On Sun, 28 Nov 2004 22:26:48 +0600, Donald Gaminitillake
<Donald Gaminitillake> wrote:
>
> I know you all are busy with IITC.
Thanks for the understanding. :-)
First, I am very keen to hear your comments about the attached screenshot.
> Without a proper character allocation table this conferance will not be
> productive nor implemented.
>
> Unless you change the constitution of Sri Lanka to work in English!!!!!
I think, once we figure out the exact technical issues, this won't be a problem.
> How do you write the word "dumriya' using this SLS1134
>
> "DU" is missing
0DAF 0DD4 0DB8 0DCA 0DBB 0DD2 0DBA
> You cannot have *hidden* characters all have to be in unicode for
> implementation. SLS 1134
Please see the attached screenshot. We didn't have a problem with hidden characters for the GNU/Linux implementation. Are there any *technical* reasons on other platforms.
BTW, I haven't added all the glyphs to the font, notably "repaya", but they will be rendered with a repaya when it's present in the font. The character for "ddh" in "buddha" is also yet to come.
> Yes my system do have an individual location for each sinhala character
In that case, we may have to get a big range beyond 65536, like Chinese.

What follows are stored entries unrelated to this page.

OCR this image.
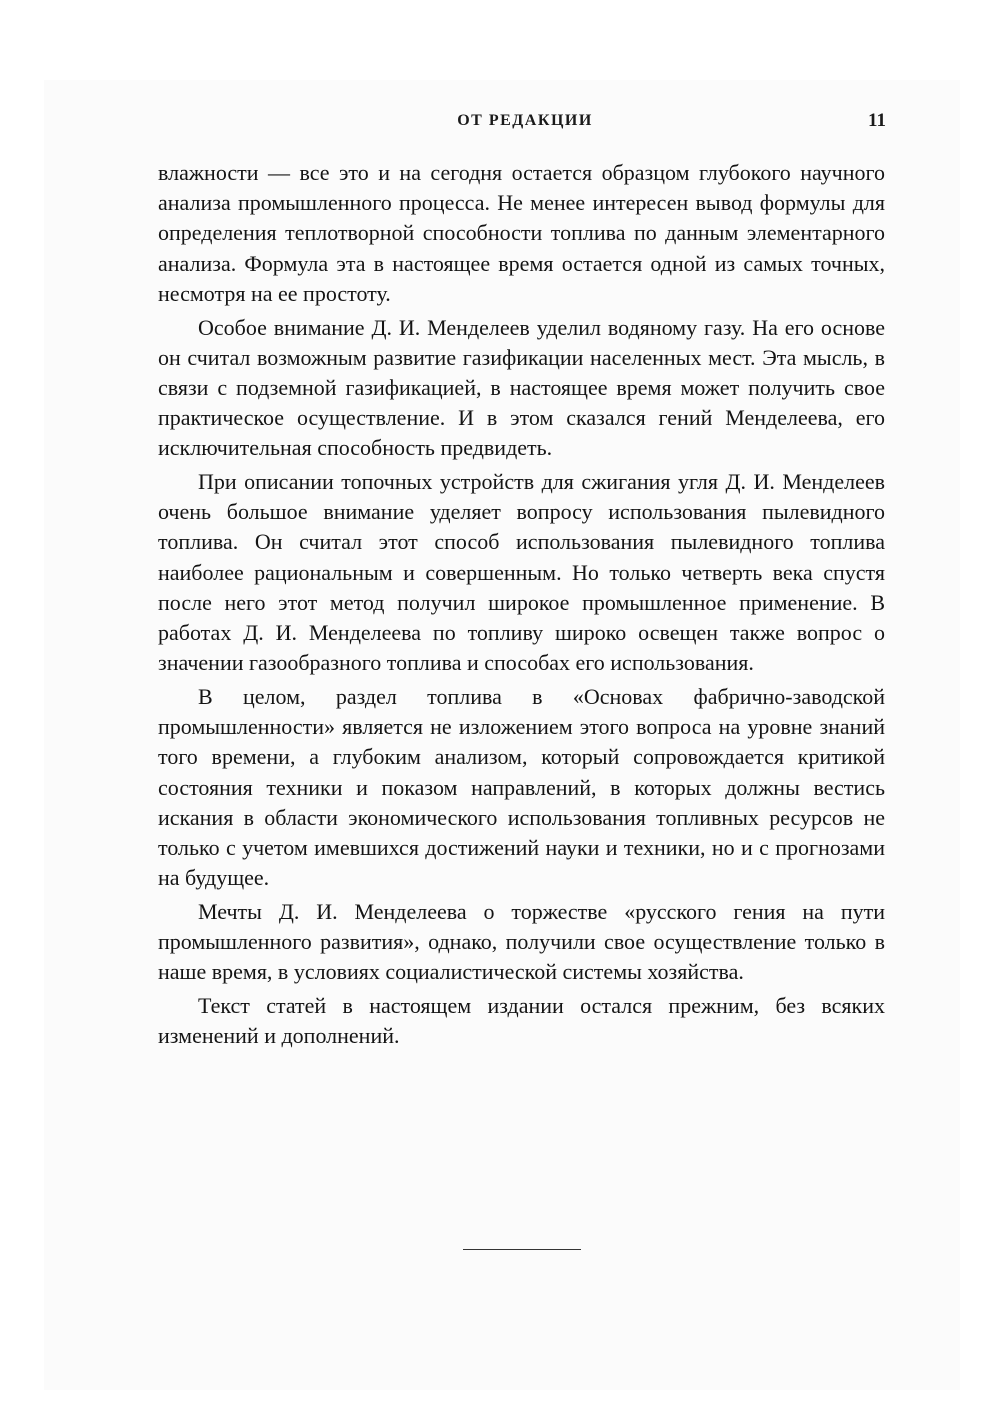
ОТ РЕДАКЦИИ	11

влажности — все это и на сегодня остается образцом глубокого научного анализа промышленного процесса. Не менее интересен вывод формулы для определения теплотворной способности топлива по данным элементарного анализа. Формула эта в настоящее время остается одной из самых точных, несмотря на ее простоту.

Особое внимание Д. И. Менделеев уделил водяному газу. На его основе он считал возможным развитие газификации населенных мест. Эта мысль, в связи с подземной газификацией, в настоящее время может получить свое практическое осуществление. И в этом сказался гений Менделеева, его исключительная способность предвидеть.

При описании топочных устройств для сжигания угля Д. И. Менделеев очень большое внимание уделяет вопросу использования пылевидного топлива. Он считал этот способ использования пылевидного топлива наиболее рациональным и совершенным. Но только четверть века спустя после него этот метод получил широкое промышленное применение. В работах Д. И. Менделеева по топливу широко освещен также вопрос о значении газообразного топлива и способах его использования.

В целом, раздел топлива в «Основах фабрично-заводской промышленности» является не изложением этого вопроса на уровне знаний того времени, а глубоким анализом, который сопровождается критикой состояния техники и показом направлений, в которых должны вестись искания в области экономического использования топливных ресурсов не только с учетом имевшихся достижений науки и техники, но и с прогнозами на будущее.

Мечты Д. И. Менделеева о торжестве «русского гения на пути промышленного развития», однако, получили свое осуществление только в наше время, в условиях социалистической системы хозяйства.

Текст статей в настоящем издании остался прежним, без всяких изменений и дополнений.
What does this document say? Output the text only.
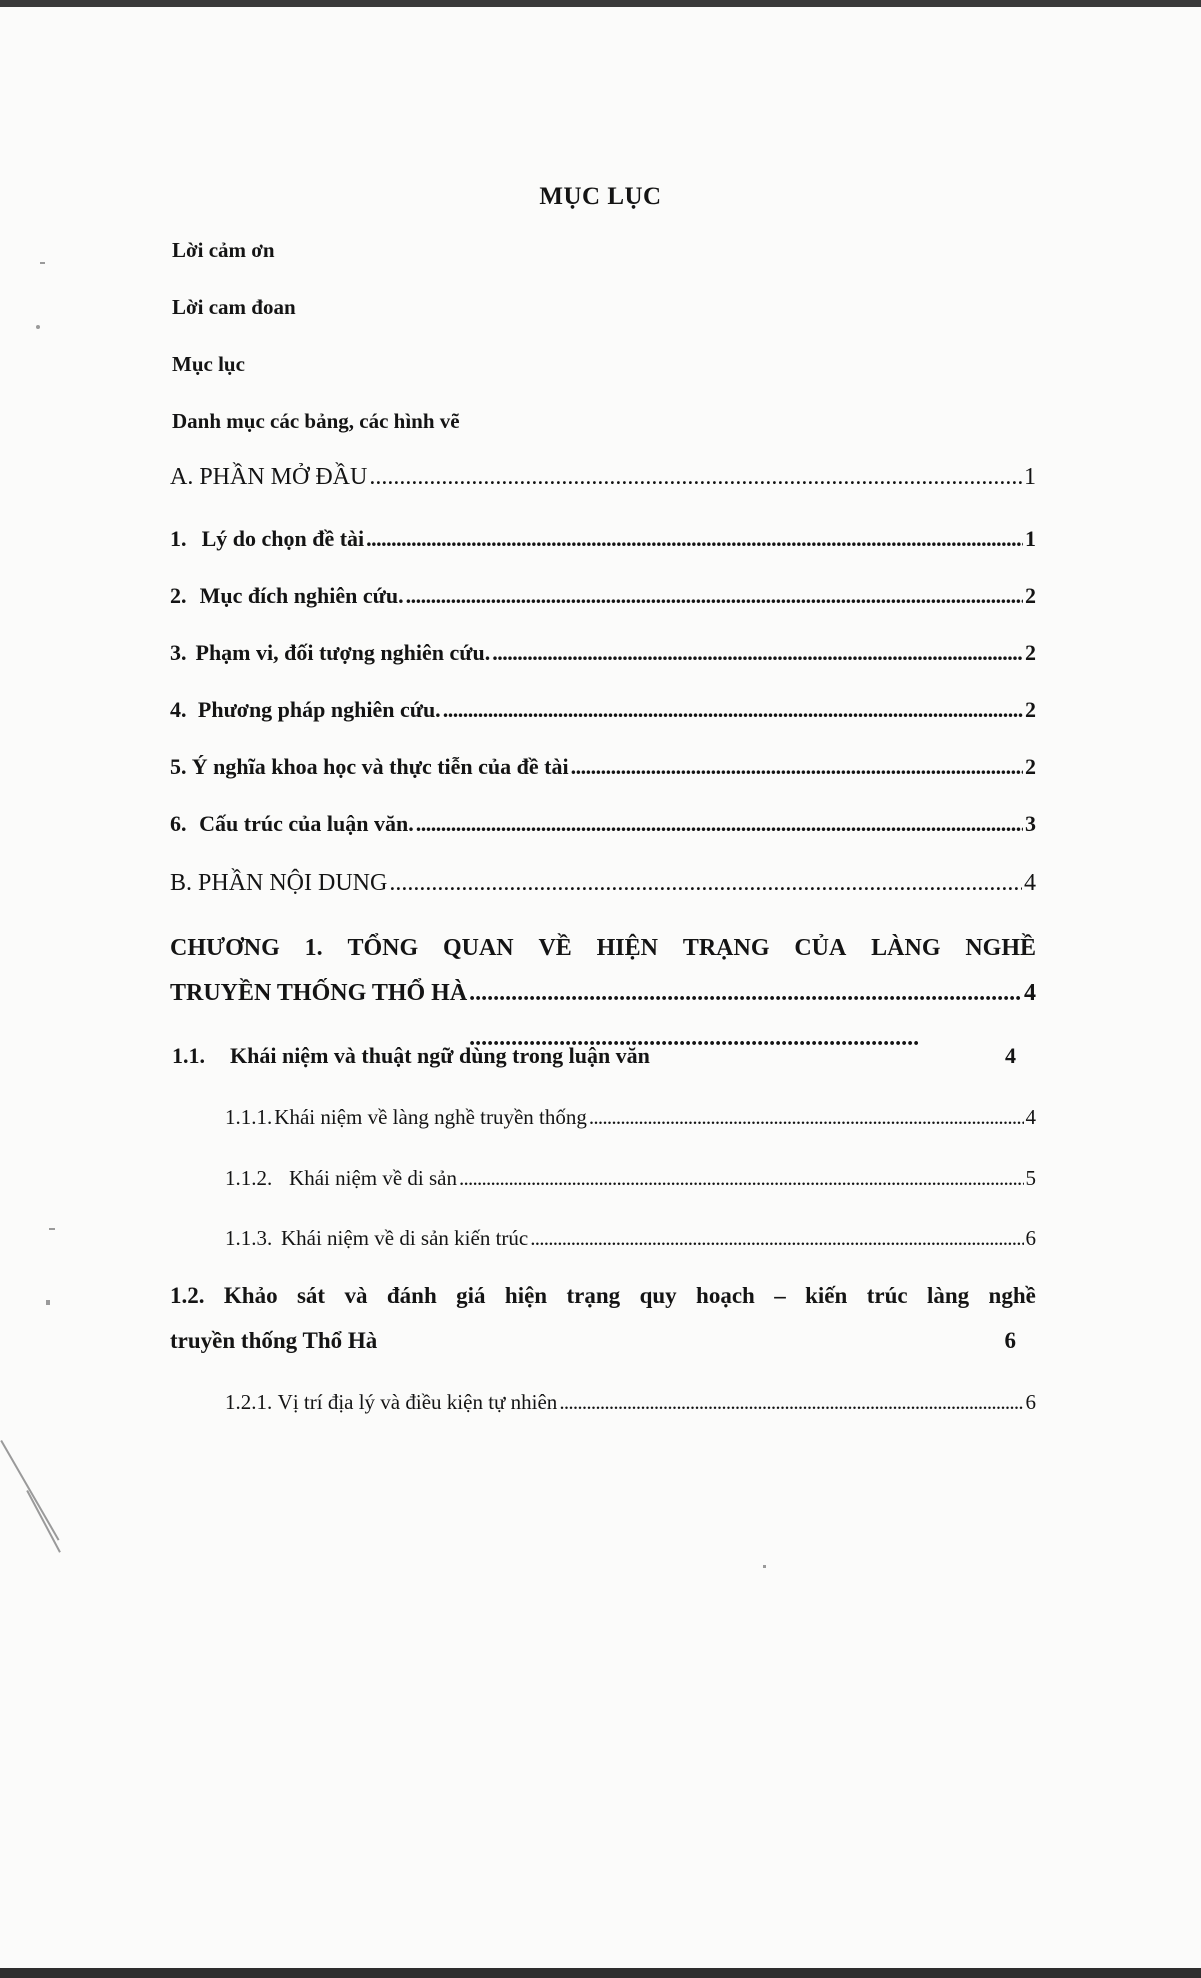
MỤC LỤC
Lời cảm ơn
Lời cam đoan
Mục lục
Danh mục các bảng, các hình vẽ
A. PHẦN MỞ ĐẦU . . .	1
1. Lý do chọn đề tài . . .	1
2. Mục đích nghiên cứu. . . .	2
3. Phạm vi, đối tượng nghiên cứu. . . .	2
4. Phương pháp nghiên cứu. . . .	2
5. Ý nghĩa khoa học và thực tiễn của đề tài . . .	2
6. Cấu trúc của luận văn. . . .	3
B. PHẦN NỘI DUNG . . .	4
CHƯƠNG 1. TỔNG QUAN VỀ HIỆN TRẠNG CỦA LÀNG NGHỀ
TRUYỀN THỐNG THỔ HÀ . . .	4
1.1.	Khái niệm và thuật ngữ dùng trong luận văn	4
1.1.1. Khái niệm về làng nghề truyền thống . . .	4
1.1.2. Khái niệm về di sản . . .	5
1.1.3. Khái niệm về di sản kiến trúc . . .	6
1.2. Khảo sát và đánh giá hiện trạng quy hoạch – kiến trúc làng nghề
truyền thống Thổ Hà	6
1.2.1. Vị trí địa lý và điều kiện tự nhiên . . .	6
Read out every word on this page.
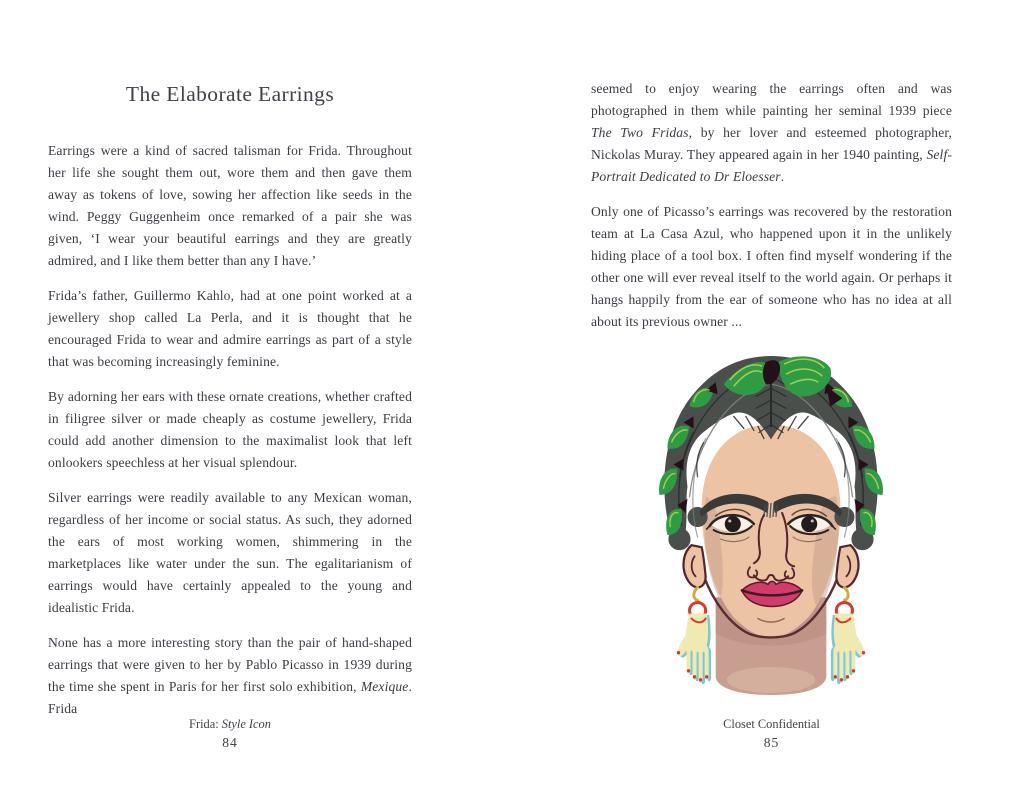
The Elaborate Earrings

Earrings were a kind of sacred talisman for Frida. Throughout her life she sought them out, wore them and then gave them away as tokens of love, sowing her affection like seeds in the wind. Peggy Guggenheim once remarked of a pair she was given, ‘I wear your beautiful earrings and they are greatly admired, and I like them better than any I have.’

Frida’s father, Guillermo Kahlo, had at one point worked at a jewellery shop called La Perla, and it is thought that he encouraged Frida to wear and admire earrings as part of a style that was becoming increasingly feminine.

By adorning her ears with these ornate creations, whether crafted in filigree silver or made cheaply as costume jewellery, Frida could add another dimension to the maximalist look that left onlookers speechless at her visual splendour.

Silver earrings were readily available to any Mexican woman, regardless of her income or social status. As such, they adorned the ears of most working women, shimmering in the marketplaces like water under the sun. The egalitarianism of earrings would have certainly appealed to the young and idealistic Frida.

None has a more interesting story than the pair of hand-shaped earrings that were given to her by Pablo Picasso in 1939 during the time she spent in Paris for her first solo exhibition, Mexique. Frida

Frida: Style Icon
84

seemed to enjoy wearing the earrings often and was photographed in them while painting her seminal 1939 piece The Two Fridas, by her lover and esteemed photographer, Nickolas Muray. They appeared again in her 1940 painting, Self-Portrait Dedicated to Dr Eloesser.

Only one of Picasso’s earrings was recovered by the restoration team at La Casa Azul, who happened upon it in the unlikely hiding place of a tool box. I often find myself wondering if the other one will ever reveal itself to the world again. Or perhaps it hangs happily from the ear of someone who has no idea at all about its previous owner ...

Closet Confidential
85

> With my system everything will sort in correct order. irrespective to the OS
This I understand now, because of the presense of all the characters, including the modified ones.
> Computer is not just writing documents it is tool
Of course, it is not!
> I am for Linux and Unix to be implement in Sri Lanka Mac is far better than
> Microsoft and closer to UNIX
And I believe that new Mac OS/X is BSD Unix.
> > You read my mails in Linux because we all use the same unicode character
> > allocation
>
> BUT for Sinhala and Tamil this is not the case. SLS 1134 does not contain
> all the characters in Sinhla language
We have been using Sinhala in our mails and haven't had problems. Interoperability has been good between GNU/Linux and Windows (they say ;-)).
> > "considered shorthand to hal kireema"
>
> Whether this is short hand or not -- this is not the problem of engineers
> WE got to provide all the options to the users.
> We cannot decide for users what to use and what not to use.
> OUR duty is to protect the culture.
Agreed. In more "Unixish" terms, this is called "providing a mechanisim and not policy". And as for my understanding, the present standard and the implementations does provide mechanisms for everything the users want.
> You have not touched on SMS , voice to text , OCR etc
Voice to text and OCR have been looked at, but not SMS.